The bell above the door tinkled as she pulled open the wooden door, a cold blast of air scooting past her ankles. Her father looked up from his place behind the brass National cash register. “Ah, you’re back from lunch, and not a second too soon. I have an appointment with a client at one o’clock. Can you take over from here?”
“Of course, Papa. Just let me hang up my wrap.” Besides owning Kane’s Whatnot, her middle-aged father with the graying hair and matching beard also partnered with Leo Perkins in the insurance business, the Kane and Perkins office building situated directly across the road from the Whatnot. Both businesses thrived in this lively little resort town situated on the beautiful shores of Lake Michigan where the winters could be bitter but the summers delightfully warm and cheery.
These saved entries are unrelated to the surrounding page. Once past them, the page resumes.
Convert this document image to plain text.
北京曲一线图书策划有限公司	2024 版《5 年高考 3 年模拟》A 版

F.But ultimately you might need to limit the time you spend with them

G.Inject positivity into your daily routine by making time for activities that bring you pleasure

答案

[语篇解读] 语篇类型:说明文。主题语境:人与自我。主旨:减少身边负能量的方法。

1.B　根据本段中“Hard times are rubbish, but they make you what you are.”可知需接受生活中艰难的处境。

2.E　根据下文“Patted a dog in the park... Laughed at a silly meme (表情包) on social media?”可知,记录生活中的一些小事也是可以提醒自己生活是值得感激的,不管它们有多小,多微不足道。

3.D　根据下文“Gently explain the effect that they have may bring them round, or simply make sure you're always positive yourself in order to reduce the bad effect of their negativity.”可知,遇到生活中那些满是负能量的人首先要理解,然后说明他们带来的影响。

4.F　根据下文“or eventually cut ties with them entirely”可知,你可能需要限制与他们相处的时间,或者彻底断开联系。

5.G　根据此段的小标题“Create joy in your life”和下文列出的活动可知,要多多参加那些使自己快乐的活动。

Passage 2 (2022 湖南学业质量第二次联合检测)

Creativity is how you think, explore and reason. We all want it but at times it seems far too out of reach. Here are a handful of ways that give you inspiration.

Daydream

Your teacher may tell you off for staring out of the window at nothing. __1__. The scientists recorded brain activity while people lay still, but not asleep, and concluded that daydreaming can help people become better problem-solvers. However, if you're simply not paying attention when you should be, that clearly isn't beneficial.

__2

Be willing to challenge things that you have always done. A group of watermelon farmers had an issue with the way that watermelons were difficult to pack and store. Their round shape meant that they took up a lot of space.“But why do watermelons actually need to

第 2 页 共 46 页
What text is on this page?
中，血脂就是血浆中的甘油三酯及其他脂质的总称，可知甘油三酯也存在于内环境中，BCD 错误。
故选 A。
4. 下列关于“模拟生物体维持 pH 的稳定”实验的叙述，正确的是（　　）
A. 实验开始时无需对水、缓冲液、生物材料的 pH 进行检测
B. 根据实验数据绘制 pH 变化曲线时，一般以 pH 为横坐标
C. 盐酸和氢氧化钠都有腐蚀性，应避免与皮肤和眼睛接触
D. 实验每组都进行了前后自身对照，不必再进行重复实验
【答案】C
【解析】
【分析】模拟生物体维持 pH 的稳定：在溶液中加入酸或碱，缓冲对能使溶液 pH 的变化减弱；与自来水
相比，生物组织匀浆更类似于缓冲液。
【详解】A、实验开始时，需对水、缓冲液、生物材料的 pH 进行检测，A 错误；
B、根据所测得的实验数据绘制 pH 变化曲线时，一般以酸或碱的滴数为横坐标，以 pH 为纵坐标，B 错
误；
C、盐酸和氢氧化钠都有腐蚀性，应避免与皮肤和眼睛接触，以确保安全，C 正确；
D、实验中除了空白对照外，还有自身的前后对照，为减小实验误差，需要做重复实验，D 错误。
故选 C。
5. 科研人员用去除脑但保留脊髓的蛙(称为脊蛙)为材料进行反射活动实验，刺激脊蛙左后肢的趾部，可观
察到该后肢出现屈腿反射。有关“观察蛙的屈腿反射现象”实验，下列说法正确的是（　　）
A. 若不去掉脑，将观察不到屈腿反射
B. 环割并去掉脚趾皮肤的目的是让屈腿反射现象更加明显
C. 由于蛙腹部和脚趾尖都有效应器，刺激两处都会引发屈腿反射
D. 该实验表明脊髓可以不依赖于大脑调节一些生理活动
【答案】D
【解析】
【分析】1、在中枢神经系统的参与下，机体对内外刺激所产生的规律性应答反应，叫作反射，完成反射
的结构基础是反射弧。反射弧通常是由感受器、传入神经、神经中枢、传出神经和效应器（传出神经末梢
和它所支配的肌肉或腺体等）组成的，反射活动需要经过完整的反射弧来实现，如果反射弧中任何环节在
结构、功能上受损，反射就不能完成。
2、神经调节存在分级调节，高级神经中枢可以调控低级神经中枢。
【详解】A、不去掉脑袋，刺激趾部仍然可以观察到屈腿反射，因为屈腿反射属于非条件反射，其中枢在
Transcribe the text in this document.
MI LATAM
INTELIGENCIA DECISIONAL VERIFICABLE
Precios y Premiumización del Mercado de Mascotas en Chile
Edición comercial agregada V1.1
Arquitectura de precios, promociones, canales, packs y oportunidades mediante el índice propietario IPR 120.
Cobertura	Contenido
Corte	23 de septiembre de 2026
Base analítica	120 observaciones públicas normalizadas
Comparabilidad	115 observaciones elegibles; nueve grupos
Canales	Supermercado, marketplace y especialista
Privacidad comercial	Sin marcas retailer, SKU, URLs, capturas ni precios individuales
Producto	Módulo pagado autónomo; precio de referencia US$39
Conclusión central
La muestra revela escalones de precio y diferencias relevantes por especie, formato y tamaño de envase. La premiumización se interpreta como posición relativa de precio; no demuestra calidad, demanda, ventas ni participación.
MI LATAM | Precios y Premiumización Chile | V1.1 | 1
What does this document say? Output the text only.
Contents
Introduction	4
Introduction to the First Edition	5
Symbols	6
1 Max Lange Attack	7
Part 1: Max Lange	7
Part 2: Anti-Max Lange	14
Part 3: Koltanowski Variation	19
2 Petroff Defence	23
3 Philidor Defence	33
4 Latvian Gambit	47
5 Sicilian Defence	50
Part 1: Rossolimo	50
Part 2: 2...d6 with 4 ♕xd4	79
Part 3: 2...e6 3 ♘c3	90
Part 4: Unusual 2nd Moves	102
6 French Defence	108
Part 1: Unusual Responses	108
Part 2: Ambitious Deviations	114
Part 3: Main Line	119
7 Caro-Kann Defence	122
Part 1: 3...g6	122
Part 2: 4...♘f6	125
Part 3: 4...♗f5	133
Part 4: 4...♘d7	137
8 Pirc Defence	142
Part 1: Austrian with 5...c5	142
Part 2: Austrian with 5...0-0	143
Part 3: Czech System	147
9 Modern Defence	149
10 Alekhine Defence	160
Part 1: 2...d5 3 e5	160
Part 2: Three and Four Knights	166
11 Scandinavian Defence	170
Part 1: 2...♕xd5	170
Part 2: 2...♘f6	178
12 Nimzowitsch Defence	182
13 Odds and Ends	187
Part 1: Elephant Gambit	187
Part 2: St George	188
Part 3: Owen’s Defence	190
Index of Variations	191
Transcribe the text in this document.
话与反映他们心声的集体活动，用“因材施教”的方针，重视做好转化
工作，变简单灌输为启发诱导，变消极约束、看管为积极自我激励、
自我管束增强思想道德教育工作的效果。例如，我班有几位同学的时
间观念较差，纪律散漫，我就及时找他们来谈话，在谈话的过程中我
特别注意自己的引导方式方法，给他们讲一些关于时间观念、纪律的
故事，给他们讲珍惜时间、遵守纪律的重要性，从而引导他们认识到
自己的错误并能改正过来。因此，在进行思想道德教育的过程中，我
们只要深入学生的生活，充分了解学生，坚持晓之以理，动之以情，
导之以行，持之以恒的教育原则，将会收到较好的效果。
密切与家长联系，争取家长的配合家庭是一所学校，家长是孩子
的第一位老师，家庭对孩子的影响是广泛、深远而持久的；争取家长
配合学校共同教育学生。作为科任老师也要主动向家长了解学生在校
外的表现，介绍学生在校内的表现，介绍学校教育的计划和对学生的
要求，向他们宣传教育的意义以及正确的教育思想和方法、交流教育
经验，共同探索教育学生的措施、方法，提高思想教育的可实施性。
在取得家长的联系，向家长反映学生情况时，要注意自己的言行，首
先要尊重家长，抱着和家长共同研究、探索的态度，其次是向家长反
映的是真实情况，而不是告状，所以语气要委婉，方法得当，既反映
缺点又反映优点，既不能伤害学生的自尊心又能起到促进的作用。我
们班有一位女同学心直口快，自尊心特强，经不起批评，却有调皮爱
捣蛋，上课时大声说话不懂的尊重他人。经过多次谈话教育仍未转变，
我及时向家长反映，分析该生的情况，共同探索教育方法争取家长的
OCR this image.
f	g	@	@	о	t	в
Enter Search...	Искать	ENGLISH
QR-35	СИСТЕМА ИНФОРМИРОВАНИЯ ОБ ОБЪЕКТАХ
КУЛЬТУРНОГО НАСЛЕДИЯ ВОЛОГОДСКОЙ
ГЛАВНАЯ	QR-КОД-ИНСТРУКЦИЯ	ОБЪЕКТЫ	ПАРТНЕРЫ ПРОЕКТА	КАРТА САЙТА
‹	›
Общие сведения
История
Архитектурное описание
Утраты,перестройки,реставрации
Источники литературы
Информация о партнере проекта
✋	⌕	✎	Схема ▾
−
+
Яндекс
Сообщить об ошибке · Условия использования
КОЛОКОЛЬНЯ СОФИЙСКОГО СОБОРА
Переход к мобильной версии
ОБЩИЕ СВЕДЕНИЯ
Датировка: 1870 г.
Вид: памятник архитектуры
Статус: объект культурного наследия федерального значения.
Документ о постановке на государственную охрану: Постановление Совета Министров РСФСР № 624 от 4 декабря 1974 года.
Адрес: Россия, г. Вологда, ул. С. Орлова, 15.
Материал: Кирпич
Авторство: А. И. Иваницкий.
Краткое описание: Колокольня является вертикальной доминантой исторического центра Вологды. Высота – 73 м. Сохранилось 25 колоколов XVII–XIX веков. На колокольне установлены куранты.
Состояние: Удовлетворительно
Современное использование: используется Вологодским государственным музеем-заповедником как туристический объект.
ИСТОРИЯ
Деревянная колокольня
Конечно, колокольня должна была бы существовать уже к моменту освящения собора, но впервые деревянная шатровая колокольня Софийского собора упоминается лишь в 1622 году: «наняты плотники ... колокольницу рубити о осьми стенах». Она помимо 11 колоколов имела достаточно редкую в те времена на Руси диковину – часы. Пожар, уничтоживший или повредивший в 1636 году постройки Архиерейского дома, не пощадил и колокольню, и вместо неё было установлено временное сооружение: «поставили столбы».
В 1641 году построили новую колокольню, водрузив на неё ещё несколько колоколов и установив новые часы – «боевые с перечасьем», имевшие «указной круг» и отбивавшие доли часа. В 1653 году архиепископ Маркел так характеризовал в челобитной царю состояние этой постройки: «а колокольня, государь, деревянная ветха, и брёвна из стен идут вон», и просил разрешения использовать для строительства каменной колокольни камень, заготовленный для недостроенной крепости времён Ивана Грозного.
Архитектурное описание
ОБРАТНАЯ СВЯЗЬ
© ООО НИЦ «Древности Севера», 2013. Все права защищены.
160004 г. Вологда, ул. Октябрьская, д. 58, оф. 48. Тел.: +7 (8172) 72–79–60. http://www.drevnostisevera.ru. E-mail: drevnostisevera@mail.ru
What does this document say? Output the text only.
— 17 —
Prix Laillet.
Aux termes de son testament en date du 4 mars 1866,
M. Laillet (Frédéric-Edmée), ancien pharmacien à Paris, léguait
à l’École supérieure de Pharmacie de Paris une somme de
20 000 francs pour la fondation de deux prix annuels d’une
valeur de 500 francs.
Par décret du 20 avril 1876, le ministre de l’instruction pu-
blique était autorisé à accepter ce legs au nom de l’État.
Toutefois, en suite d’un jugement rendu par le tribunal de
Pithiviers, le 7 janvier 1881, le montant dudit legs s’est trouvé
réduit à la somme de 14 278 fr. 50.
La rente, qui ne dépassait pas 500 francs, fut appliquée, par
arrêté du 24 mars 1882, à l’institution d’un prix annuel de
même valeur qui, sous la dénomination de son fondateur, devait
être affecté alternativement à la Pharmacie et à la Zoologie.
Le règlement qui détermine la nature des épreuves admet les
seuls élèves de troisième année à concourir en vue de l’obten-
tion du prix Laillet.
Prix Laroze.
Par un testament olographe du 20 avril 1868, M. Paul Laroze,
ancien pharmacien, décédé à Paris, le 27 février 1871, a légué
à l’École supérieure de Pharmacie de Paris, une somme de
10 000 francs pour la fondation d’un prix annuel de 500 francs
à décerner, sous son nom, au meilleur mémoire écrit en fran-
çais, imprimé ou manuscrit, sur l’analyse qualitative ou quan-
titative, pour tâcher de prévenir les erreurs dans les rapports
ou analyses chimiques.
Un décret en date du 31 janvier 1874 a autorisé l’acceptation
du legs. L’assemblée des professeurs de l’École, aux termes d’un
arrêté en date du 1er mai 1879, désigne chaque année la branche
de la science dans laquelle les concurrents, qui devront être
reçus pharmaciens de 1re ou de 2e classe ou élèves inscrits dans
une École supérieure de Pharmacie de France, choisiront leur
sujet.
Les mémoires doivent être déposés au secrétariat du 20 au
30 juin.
The line at the cash register wound around the center aisle. There was Maxine Card and her young daughter Lily, their arms full with candles, two loaves of bread, a wooden bowl, and a mixing beater, Landon and Florence Meir each toting grocery items, and Fred and Dorothy Link, Fred hefting a sack of flour over his shoulder and Dorothy holding some canned goods and a few miscellaneous items. Abbie moved past her father to hang her winter gear on a hook in the small closet behind the counter, which also served as a washroom. After doing so, she glanced in a tiny mirror to rearrange the side combs in her flowing black hair, rubbed her icy fingers together, and joined her father on the other side of the curtain, the potbellied stove at the back of the store not giving off near enough heat to quell today’s sub-zero temperatures.